L’arte della rivoluzione

Dopo la cacciata dei regimi è rinascita di musica, satira letteratura.

Una nuova, nahdah, ’rinascita’ araba in campo culturale? O piuttosto controcultura? Le rivolte nei Paesi arabi hanno lasciato un segno nella produzione letteraria, nel linguaggio, negli slogan, nella musica. Esplodono ovunque fantasia, creatività, ironia.

Hurryah, ’la libertà’ tanto richiesta, è ritmata ormai da una colonna sonora tutta sua, a partire da Hamada Ben Amor, in arte el General, il rapper tunisino che già nel dicembre scorso ha pubblicato su You tube la canzone ’Rais Lebled’. Un testo duro, scomodo con un ritmo trascinante che incita il popolo alla ribellione contro il governo del Presidente Zin el-Abidin Ben Ali.

Un grido di rabbia in cui El General accusa il presidente tunisino e il gruppo al potere di rubare soldi alla gente, di reprimere la libertà, di calpestare con arroganza ogni diritto del popolo. I ragazzi imparano a memoria le parole, le scandiscono, le cantano. Arrestato il 6 gennaio, il 22enne Hamada è liberato dopo tre giorni grazie all’enorme pressione dell’opinione pubblica. E continua a proporre il suo hip hop che ormai è diventato popolare.

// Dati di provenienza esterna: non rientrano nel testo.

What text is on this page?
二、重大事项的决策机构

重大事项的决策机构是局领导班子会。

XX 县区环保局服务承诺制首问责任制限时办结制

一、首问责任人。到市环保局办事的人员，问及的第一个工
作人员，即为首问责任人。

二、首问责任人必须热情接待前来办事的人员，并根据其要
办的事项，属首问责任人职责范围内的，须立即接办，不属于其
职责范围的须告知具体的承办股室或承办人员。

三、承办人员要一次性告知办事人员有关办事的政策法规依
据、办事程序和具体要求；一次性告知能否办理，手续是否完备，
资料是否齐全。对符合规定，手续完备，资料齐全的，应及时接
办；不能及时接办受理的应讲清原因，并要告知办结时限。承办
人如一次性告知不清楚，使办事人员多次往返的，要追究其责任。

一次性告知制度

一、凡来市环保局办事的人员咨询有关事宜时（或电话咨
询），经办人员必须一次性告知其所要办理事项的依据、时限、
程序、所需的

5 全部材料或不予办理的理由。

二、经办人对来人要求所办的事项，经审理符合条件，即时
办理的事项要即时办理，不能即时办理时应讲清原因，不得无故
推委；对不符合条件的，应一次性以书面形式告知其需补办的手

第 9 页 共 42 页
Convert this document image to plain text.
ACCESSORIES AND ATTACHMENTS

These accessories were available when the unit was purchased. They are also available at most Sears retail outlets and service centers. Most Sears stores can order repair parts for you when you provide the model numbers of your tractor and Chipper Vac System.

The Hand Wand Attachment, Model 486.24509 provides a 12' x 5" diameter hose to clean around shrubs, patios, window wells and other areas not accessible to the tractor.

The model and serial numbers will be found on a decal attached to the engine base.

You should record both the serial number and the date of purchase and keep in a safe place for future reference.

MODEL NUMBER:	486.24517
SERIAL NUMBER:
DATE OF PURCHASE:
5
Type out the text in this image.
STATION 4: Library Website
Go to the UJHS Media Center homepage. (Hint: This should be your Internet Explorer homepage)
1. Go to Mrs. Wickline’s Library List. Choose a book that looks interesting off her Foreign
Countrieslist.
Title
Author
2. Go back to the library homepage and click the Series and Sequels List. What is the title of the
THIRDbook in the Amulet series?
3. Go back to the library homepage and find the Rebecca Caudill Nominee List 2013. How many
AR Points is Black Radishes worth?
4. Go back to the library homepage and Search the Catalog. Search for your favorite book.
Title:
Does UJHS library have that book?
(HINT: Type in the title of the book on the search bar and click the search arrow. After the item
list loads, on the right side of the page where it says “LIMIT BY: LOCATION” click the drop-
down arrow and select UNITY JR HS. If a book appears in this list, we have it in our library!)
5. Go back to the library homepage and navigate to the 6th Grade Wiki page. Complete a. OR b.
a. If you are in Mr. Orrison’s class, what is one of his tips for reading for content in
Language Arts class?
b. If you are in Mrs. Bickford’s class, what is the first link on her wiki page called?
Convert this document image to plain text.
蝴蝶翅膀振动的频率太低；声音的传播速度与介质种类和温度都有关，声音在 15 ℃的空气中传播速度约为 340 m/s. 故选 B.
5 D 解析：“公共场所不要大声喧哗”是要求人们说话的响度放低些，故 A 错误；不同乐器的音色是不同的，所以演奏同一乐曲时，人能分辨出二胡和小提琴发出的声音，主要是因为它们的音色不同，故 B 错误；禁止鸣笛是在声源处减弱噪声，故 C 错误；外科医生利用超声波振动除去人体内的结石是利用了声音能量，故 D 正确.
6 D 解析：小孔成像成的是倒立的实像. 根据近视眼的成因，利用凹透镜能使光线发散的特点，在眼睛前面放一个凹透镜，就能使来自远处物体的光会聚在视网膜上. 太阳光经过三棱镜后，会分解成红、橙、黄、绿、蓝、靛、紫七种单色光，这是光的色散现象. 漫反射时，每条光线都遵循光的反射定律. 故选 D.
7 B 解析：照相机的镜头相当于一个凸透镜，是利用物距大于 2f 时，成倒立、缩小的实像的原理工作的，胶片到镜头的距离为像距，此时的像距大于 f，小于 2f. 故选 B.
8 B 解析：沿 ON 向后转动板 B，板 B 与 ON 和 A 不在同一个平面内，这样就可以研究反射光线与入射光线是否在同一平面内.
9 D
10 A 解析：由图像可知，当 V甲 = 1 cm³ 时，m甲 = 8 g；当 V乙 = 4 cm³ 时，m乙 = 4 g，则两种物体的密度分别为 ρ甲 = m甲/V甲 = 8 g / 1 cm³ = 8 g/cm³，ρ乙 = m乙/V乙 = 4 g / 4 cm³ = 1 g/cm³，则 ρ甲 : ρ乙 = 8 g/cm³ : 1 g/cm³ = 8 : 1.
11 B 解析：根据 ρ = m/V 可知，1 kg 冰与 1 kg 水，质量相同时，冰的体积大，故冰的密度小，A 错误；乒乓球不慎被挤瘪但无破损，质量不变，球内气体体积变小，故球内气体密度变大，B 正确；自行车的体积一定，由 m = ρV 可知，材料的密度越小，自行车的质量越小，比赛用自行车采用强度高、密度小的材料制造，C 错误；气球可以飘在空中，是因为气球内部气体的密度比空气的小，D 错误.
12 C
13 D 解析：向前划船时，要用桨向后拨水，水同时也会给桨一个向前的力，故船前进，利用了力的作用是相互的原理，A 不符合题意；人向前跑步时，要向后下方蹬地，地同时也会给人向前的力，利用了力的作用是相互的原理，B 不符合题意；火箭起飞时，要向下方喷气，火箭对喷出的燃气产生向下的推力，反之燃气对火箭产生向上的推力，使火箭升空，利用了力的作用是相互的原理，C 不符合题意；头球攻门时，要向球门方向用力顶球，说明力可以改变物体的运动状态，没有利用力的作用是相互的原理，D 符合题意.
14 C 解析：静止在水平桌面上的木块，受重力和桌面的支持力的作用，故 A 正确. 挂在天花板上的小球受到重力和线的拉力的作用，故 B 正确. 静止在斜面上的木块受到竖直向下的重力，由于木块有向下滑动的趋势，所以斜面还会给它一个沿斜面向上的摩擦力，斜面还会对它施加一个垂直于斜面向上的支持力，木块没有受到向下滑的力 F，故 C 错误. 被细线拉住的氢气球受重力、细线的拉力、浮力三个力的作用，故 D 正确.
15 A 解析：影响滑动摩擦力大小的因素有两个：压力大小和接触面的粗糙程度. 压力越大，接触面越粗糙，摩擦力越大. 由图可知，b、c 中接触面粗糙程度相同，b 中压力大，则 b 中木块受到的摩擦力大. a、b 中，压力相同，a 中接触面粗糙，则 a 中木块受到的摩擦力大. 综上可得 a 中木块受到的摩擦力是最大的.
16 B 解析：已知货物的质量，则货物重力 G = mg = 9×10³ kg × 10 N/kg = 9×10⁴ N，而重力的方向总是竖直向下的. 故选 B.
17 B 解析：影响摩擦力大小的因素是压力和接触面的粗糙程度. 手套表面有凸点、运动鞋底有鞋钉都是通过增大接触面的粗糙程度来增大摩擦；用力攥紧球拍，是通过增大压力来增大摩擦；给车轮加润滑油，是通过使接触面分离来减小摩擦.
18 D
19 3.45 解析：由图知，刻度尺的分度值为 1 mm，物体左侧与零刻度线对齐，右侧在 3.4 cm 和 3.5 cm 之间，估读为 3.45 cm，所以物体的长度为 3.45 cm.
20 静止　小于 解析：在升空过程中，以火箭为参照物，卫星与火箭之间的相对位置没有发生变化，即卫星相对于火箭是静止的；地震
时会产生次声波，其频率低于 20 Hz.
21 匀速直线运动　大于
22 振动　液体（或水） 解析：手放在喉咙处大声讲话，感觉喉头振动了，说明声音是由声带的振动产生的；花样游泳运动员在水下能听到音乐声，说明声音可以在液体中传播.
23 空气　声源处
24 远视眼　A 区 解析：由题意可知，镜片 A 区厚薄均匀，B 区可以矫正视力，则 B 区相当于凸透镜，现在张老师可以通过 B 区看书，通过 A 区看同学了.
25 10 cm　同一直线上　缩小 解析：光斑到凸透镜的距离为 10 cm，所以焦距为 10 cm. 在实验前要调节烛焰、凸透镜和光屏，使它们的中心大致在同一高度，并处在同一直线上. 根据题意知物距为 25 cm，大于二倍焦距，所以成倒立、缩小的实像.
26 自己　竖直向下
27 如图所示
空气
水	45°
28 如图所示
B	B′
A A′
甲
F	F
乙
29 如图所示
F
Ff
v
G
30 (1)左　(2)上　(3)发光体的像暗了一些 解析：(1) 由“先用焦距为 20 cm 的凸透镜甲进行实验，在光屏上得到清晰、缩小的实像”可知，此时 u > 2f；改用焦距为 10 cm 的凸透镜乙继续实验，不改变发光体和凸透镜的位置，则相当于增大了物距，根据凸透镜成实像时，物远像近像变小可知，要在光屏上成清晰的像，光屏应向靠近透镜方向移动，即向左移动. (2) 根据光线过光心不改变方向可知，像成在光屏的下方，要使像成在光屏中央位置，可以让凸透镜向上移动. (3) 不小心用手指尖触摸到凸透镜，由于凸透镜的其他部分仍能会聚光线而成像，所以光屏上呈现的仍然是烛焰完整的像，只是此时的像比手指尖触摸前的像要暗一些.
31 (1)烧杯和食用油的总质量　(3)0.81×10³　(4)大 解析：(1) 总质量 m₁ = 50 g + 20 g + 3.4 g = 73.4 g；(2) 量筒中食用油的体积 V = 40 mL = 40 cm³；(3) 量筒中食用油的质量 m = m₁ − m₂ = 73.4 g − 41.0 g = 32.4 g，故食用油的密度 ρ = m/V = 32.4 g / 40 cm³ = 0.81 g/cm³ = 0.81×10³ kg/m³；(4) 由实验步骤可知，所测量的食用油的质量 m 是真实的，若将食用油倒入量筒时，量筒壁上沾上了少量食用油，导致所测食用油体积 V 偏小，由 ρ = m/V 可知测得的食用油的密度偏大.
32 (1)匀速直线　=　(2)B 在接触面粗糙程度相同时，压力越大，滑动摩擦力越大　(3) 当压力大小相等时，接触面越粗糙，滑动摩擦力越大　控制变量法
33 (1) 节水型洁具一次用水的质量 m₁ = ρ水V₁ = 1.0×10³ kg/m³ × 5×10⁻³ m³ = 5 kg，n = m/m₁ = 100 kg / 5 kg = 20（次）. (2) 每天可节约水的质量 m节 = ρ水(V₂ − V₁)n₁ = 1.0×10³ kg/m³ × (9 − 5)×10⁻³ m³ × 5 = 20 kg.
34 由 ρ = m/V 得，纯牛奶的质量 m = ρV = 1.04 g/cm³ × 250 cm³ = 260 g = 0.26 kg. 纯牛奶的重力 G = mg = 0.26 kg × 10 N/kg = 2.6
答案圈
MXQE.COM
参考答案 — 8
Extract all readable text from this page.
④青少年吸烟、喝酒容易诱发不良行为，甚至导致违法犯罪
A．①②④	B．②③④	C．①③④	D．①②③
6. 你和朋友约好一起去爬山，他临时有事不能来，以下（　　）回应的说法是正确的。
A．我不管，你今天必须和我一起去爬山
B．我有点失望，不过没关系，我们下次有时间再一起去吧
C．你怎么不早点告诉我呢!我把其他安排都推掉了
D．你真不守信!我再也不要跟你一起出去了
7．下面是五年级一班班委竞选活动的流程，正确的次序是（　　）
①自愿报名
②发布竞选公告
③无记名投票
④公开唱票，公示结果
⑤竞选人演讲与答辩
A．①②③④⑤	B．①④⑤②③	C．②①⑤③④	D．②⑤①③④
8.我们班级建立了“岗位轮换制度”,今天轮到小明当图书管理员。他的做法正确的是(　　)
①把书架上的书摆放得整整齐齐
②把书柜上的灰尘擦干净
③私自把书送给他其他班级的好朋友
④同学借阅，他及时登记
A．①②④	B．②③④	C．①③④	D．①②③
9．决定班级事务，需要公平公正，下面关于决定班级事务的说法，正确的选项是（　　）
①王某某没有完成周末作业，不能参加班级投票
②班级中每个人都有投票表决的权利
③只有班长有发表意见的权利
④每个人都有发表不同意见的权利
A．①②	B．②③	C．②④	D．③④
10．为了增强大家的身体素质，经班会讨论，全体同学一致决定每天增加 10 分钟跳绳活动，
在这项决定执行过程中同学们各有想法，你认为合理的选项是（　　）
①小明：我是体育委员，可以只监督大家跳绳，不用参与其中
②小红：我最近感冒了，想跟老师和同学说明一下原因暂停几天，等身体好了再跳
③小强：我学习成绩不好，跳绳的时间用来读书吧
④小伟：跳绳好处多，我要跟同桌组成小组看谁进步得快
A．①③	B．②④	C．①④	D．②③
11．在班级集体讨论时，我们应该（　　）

Dall’Egitto la colonna sonora della rivoluzione propone la musica di Mohamed El Deeb, uno dei rapper scesi in piazza Tahrir. Ma anche prima delle rivolte, come il tunisino, el General, Mohamed aveva già scritto ’Masrah Deeb’ consapevole, come dichiara in un’intervista rilasciata un mese fa “ che l’hip hop e il rap sono generi musicali che esprimono la lotta del popolo, che parlano di oppressione”. E quindi strumenti adatti a incoraggiare e a sostenere gli oppositori.

L’ironia degli egiziani è famosa e radicata nella cultura popolare. Già nel 1877, in Egitto era nato un giornale umoristico, intitolato ’Quello dagli occhi azzurri’. Quindi anche nella situazione drammatica della rivoluzione, giovani musicisti hanno creato canzoni pungenti usando semplicemente le parole, gli slogan di piazza come ne la ’La voce della libertà’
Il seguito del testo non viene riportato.